The multi-billion-dollar theme park industry is celebrating its 60th anniversary this year, at a time of continued innovation and accelerating change
When legendary animator Walt Disney opened his first Disneyland park in 1955, he laid the foundations in California of an industry which was to grow into a worldwide phenomenon of competing attractions.
Behind the fun and thrilling rides, there is an army of skilled professionals striving to be the best in a competitive world of entertainment, facing the challenge of increasing customer expectations in a high-tech era of innovation.
We see that the sooner you can get intellectual property to move from screen to a physical environment, the sooner you reap the rewards and the larger those rewards may be
Blockbuster parks cost more than $1 billion to build in a global leisure market where theme park revenues rise above $30 billion a year. According to consultancy firm PwC, theme park revenues worldwide grew 50 per cent from $20.5 billion in 2003 to around $30.7 billion in 2012, with the United States comprising the bulk with $14.5 billion of spending. The US is followed by $8.4 billion in Asia and $6.8 billion in Europe, the Middle East and Africa.
Cost and profits
New openings fuel this growth as they lure guests through the turnstiles. Although the objective isn’t to just get visitors on the rides, but into the gift shops which are usually cunningly located at ride exits so guests have to pass through them.
The costs of running a theme park are huge. The operating expenses of Disney’s parks and resorts alone came to $9.7 billion last year, according to company accounts. Park entry tickets only cover part of the costs, while the margins on food, beverage and merchandise bring in the big money.
Profits are used to invest in new rides which draw in more guests and promote the movie characters they are based on. At the same time, the DVDs and merchandise on sale outside the parks attract guests to them and the marketing cycle begins again.
“We see that the sooner you can get intellectual property to move from screen to a physical environment, the sooner you reap the rewards and the larger those rewards may be,” says Brian Sands, economics and planning vice president in the Americas for global infrastructure firm AECOM.

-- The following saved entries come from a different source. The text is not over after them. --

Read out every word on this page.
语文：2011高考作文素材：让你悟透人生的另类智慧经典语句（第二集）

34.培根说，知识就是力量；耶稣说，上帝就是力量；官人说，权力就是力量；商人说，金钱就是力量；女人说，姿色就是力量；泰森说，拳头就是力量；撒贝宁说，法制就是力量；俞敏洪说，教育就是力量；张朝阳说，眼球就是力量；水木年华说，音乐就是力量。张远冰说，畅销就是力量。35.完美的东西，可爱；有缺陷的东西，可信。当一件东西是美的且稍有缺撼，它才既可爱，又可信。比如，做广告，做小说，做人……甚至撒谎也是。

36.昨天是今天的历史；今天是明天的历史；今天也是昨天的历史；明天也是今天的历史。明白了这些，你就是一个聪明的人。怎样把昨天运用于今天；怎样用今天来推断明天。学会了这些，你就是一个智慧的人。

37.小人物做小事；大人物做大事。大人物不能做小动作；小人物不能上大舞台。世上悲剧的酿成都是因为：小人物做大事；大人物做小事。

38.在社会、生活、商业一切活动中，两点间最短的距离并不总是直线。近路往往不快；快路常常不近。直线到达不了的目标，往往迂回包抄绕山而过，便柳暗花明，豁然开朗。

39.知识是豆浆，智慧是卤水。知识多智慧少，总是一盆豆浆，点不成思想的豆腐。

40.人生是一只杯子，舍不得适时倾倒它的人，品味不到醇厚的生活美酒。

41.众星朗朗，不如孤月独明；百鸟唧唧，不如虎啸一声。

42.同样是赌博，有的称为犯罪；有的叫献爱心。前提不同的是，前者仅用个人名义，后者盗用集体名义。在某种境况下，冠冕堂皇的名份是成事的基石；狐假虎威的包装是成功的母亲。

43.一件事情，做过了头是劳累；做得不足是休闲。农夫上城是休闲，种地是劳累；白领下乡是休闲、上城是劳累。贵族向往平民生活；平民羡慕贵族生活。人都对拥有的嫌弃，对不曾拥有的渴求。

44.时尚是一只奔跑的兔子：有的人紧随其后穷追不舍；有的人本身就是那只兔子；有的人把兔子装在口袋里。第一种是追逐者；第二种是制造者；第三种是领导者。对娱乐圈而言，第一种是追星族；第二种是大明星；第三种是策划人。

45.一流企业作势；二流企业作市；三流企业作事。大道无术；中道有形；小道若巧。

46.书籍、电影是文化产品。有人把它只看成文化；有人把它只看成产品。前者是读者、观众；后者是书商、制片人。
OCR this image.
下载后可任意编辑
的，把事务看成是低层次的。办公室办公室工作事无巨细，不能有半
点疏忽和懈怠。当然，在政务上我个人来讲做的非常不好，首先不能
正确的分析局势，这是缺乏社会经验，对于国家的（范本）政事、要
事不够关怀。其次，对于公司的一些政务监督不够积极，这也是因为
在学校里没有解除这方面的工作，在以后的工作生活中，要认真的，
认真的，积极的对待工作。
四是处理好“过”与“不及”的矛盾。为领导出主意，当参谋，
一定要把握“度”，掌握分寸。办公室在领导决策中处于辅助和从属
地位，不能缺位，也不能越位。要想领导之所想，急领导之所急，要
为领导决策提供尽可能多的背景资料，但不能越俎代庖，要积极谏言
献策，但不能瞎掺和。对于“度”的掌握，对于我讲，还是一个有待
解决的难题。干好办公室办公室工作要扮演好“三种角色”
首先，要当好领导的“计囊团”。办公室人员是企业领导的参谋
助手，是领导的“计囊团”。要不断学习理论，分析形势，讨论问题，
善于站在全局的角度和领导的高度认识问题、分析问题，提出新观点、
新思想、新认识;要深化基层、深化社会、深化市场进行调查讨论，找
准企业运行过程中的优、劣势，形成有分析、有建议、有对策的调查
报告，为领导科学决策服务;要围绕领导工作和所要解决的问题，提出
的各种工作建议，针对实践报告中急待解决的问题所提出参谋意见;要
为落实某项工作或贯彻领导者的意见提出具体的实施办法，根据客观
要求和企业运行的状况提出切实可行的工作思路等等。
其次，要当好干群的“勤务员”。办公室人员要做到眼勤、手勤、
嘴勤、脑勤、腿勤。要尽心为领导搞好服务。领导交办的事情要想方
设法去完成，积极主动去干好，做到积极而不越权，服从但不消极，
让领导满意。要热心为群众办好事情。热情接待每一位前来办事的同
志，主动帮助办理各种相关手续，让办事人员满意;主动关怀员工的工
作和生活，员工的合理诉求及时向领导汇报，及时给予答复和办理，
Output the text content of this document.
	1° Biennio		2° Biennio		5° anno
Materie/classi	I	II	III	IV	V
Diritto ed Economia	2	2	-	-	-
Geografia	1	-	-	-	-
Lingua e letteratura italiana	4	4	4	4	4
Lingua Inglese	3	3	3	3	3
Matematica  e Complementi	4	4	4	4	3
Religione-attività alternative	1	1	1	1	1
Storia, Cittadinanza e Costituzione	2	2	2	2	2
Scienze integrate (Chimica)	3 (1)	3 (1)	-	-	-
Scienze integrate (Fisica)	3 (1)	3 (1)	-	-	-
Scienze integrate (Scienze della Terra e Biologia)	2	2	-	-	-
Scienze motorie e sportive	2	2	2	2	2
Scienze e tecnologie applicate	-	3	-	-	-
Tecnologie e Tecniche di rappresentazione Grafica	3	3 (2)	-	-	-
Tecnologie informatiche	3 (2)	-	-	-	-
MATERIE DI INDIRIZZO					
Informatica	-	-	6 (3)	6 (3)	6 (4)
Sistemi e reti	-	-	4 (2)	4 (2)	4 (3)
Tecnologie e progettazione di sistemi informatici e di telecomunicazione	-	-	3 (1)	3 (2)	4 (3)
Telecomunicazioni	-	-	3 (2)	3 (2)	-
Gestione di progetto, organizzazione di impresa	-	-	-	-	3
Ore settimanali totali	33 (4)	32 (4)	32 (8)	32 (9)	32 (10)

Attendance at the top ten theme park groups worldwide rose 5.1 per cent last year to 392 million, according to the Themed Entertainment Association/AECOM 2014 Theme Index. Growth in Asia outpaced that in the US, rising 4.9 per cent compared with 2.2 per cent in North America.
This is partly due to saturation in the US, which already boasts major parks in every corner of the country. You can ride Pirates of the Caribbean in Disney World, battle with robots in Transformers at Universal Studios and get creative at LEGOLAND, all without leaving Orlando.
It explains why park operators make sure many of their new attractions can be exported internationally. A great deal of the growth in Asia last year came from Universal Studios Japan which got a lift from the opening of a new land themed on the Harry Potter movies. The attractions made their debut at Universal Studios Florida and will also open at the company’s Hollywood site next year.
Harry Potter boosted attendance at Universal Studios Japan by 16.8 per cent to 11.8 million in 2014, making it the world’s fifth most-visited theme park. However, it is still dwarfed by Disney, operator of all the other nine parks in the top ten attendance ranking, which is crowned by the Magic Kingdom, the fairy tale-themed flagship of Disney World in Orlando.
“Driving this were the renovation and significant expansion of the Magic Kingdom’s Fantasyland,” says AECOM’s Mr Sands. “This investment built strongly on Disney’s traditional focus on families with young children, leveraging recent movie and DVD releases.”
A similar trend has been seen at Disneyland Paris which is Europe’s most-visited theme park. Attendance there has grown by two million from 2004 to 2014 when its results showed visitor numbers hit 14.9 million, following the launch of a new ride themed on the Oscar-winning movie Ratatouille.
Cementing Disney’s status as the world’s most-attended theme park operator, Magic Kingdom in Disney World pulled in 4 per cent more visitors last year giving a total of 19.3 million. Its visitor numbers increased 1.3 per cent in 2014 to 134.3 million. This is more than double Disney’s closest rival, Merlin Entertainments at 62.8million, followed by Universal at 40.2 million.
However, a new challenger may be on the horizon. Recent research from PwC forecasts that theme park revenues in the United Arab Emirates will rise 78 per cent to $837 million by 2019 with the region becoming a serious competitor to Orlando by 2021. PwC predicts the growth will come from the Dubai Parks & Resorts project which is due to open next year, and includes LEGOLAND Dubai, the movie-themed Motiongate Dubai and Bollywood Parks Dubai. They are expected to generate $653 million in revenue in their first year and create 5,000 new jobs.
According to AECOM, none of the top 25 best-attended parks are in the UAE so there is a lot of ground to make up. “Globally, theme parks in Europe, the Far East and the US, Orlando in particular, dominate the market,” says Philip Shepherd, Middle East hospitality and leisure leader at PwC. “However, theme parks in the UAE have the potential to see over 18 million visits by 2021.” Time will tell whether this fairy tale comes true.